Data cleaning is the essential first step of this project.
Due to data-sharing restrictions and an unclear data disclaimer of raw data, only the final cleaned dataset is included in the repository under the data/ folder.
Once data-sharing permissions are clarified, the detailed cleaning procedures and scripts will also be made publicly available.
Jupyter notebook data_preview.ipynb in the folder notebooks is used to filter out what data can be used to train the model. It won't affect the final result, just to preview the data points and the map.
A Random Forest (RF) model was developed using in-situ measurements collected on 2023-07-06 and the corresponding Sentinel-2 imagery acquired on the same date.
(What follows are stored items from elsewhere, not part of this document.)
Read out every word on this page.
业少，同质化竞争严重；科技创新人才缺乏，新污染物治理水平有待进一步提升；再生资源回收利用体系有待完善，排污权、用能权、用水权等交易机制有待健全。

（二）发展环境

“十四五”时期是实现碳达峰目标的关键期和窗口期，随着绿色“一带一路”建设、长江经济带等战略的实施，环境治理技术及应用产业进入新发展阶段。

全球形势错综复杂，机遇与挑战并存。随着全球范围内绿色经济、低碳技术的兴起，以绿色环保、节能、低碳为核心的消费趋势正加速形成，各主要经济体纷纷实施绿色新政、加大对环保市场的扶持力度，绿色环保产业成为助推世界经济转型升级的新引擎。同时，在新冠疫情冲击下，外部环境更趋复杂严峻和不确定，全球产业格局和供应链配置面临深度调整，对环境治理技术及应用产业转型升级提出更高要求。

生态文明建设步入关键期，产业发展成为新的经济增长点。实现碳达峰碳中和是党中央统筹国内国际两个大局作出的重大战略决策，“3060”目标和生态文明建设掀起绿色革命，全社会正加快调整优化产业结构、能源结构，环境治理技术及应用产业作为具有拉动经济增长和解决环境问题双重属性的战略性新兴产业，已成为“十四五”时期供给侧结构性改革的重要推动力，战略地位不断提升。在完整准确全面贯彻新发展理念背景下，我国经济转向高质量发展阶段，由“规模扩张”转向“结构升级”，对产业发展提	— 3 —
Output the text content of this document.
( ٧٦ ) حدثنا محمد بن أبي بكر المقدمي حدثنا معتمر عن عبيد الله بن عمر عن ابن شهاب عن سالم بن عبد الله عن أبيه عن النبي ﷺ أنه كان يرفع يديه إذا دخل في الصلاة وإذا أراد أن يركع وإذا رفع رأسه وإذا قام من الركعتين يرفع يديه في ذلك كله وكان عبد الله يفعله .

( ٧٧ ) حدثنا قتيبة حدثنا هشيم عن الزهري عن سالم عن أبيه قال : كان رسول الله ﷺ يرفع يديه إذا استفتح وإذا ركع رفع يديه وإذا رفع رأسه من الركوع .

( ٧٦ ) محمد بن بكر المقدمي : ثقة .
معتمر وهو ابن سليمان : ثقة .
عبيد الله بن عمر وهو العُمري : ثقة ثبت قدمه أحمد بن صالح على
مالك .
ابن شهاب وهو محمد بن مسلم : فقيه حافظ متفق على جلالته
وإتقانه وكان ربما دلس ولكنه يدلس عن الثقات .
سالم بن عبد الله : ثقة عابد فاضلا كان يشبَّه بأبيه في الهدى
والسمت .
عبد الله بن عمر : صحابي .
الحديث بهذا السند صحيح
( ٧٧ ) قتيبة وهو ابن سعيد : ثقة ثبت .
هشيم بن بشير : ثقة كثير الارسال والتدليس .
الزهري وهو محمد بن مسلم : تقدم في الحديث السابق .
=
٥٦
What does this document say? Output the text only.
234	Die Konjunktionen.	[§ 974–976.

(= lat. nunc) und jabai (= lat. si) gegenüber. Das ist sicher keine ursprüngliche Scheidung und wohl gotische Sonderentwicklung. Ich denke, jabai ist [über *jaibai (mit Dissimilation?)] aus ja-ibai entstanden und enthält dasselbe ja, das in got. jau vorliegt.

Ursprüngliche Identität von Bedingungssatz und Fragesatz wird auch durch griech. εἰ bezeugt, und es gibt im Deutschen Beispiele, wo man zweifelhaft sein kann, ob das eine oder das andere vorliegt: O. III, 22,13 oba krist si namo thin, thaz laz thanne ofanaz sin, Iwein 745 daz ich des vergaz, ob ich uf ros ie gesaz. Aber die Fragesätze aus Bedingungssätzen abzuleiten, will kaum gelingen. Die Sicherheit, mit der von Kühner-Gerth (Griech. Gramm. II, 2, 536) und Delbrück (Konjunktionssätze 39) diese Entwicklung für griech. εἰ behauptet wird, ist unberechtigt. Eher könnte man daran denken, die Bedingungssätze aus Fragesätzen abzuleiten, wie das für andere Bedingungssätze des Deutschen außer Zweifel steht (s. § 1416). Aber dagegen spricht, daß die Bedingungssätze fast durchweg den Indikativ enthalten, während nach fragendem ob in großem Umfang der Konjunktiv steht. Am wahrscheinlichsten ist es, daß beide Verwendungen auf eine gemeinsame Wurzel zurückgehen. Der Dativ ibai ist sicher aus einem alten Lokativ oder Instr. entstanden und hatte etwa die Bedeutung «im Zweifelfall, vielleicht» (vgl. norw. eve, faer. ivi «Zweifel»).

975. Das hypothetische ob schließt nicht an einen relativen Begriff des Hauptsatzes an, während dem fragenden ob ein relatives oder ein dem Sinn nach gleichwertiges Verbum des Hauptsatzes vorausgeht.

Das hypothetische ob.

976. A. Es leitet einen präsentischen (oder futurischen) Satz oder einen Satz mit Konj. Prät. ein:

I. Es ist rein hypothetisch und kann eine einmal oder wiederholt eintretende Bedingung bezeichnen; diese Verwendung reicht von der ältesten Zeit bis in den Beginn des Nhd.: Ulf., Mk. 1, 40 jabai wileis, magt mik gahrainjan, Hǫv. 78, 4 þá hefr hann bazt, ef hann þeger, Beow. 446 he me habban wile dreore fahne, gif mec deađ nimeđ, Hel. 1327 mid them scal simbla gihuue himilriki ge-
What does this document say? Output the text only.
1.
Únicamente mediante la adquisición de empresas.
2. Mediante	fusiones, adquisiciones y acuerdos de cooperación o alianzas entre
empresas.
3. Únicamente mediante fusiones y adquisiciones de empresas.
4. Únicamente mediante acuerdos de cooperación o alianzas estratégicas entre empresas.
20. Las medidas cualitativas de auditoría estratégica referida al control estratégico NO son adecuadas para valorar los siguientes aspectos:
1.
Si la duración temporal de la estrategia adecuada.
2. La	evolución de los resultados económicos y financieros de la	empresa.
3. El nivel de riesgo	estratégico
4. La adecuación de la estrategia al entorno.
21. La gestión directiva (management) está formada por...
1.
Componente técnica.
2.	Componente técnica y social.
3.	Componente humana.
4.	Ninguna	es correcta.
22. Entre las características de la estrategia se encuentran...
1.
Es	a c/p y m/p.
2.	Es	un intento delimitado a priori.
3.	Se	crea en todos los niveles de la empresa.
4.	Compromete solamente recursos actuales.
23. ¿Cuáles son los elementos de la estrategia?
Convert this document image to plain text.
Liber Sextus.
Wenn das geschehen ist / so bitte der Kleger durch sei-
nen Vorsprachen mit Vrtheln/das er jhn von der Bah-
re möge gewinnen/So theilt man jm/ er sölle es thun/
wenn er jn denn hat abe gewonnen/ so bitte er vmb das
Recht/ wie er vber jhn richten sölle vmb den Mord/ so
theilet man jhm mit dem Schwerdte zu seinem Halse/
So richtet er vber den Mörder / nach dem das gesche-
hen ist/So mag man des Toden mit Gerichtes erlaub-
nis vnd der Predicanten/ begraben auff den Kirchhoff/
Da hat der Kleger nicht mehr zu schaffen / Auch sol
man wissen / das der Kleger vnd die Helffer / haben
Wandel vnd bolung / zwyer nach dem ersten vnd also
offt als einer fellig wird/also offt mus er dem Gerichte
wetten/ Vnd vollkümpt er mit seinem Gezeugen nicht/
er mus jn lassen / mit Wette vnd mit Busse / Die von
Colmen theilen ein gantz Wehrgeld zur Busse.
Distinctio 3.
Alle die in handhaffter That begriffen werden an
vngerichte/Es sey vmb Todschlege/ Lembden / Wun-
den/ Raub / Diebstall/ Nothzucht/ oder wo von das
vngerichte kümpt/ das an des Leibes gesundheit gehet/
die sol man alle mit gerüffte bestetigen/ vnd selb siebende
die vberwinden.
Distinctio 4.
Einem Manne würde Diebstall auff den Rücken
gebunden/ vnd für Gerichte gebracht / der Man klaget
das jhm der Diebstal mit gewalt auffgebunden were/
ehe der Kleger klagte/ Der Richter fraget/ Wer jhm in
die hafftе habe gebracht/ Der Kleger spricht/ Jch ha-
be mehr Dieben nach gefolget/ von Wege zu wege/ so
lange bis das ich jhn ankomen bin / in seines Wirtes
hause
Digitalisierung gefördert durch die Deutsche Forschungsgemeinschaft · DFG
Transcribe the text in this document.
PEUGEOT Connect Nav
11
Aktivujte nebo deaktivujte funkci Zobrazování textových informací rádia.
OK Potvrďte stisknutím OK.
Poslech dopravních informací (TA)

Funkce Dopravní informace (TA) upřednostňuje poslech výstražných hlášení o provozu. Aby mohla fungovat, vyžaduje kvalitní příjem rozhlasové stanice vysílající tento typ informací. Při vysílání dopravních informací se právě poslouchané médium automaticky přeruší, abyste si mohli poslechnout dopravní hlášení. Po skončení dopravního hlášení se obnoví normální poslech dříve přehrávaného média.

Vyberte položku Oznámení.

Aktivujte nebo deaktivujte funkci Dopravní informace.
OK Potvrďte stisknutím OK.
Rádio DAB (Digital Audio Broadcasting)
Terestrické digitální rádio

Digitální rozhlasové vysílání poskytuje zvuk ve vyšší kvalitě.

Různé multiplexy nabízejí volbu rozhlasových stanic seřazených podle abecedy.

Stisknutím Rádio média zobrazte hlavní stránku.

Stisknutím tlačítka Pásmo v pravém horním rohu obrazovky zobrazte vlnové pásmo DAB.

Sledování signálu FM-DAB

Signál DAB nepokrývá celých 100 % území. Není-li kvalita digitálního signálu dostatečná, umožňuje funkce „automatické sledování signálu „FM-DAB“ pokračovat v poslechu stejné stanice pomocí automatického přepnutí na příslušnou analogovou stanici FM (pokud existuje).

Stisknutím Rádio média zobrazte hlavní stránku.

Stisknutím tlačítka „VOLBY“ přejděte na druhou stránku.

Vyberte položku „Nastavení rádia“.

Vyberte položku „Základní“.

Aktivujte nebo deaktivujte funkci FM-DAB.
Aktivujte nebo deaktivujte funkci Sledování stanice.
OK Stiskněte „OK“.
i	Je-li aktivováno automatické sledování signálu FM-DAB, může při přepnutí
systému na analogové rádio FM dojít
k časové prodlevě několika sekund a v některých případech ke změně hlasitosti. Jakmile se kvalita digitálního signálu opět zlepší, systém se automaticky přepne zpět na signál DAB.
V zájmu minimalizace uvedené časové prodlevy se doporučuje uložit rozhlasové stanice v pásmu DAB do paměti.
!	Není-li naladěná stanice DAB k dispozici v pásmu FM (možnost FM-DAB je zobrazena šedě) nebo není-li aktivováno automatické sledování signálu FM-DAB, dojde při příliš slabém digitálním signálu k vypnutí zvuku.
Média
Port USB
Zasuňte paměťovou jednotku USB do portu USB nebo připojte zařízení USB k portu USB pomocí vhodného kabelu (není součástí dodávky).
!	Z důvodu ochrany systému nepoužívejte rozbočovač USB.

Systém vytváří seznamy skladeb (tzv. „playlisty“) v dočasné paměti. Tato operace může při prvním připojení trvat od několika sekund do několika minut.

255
To make the model training process clearer, the in-situ measurement (ch_train_test_0706.csv) and Sentinel-2 image (raw_masked_image_0706.tif) that used to train and test the model are stored locally in the folder data
All source code related to model training and validation is available in the src/ directory.
After training and testing, the Random Forest model was applied to Sentinel-2 images acquired from July to October 2023 to estimate spatial and temporal variations in chlorophyll-a concentration. To avoid download large datasets locally, Python API geemap is used. The whole process of how to apply the model is shown in the jupyter notebook stored in the S2_image_apply_model.ipynb in the notebooks folder. The module that used to facilitate finalize model application is stored in class_prediction.py in the src folder
The predicted chlorophyll-a concentrations can be visualized using the Jupyter Notebook provided in the notebooks/ folder. The module being used is stored in class_prediction.py in the src folder.
These visualizations demonstrate the spatial patterns and temporal dynamics of chlorophyll-a across the study area.
The data and results presented in this repository are provided for research and educational purposes only.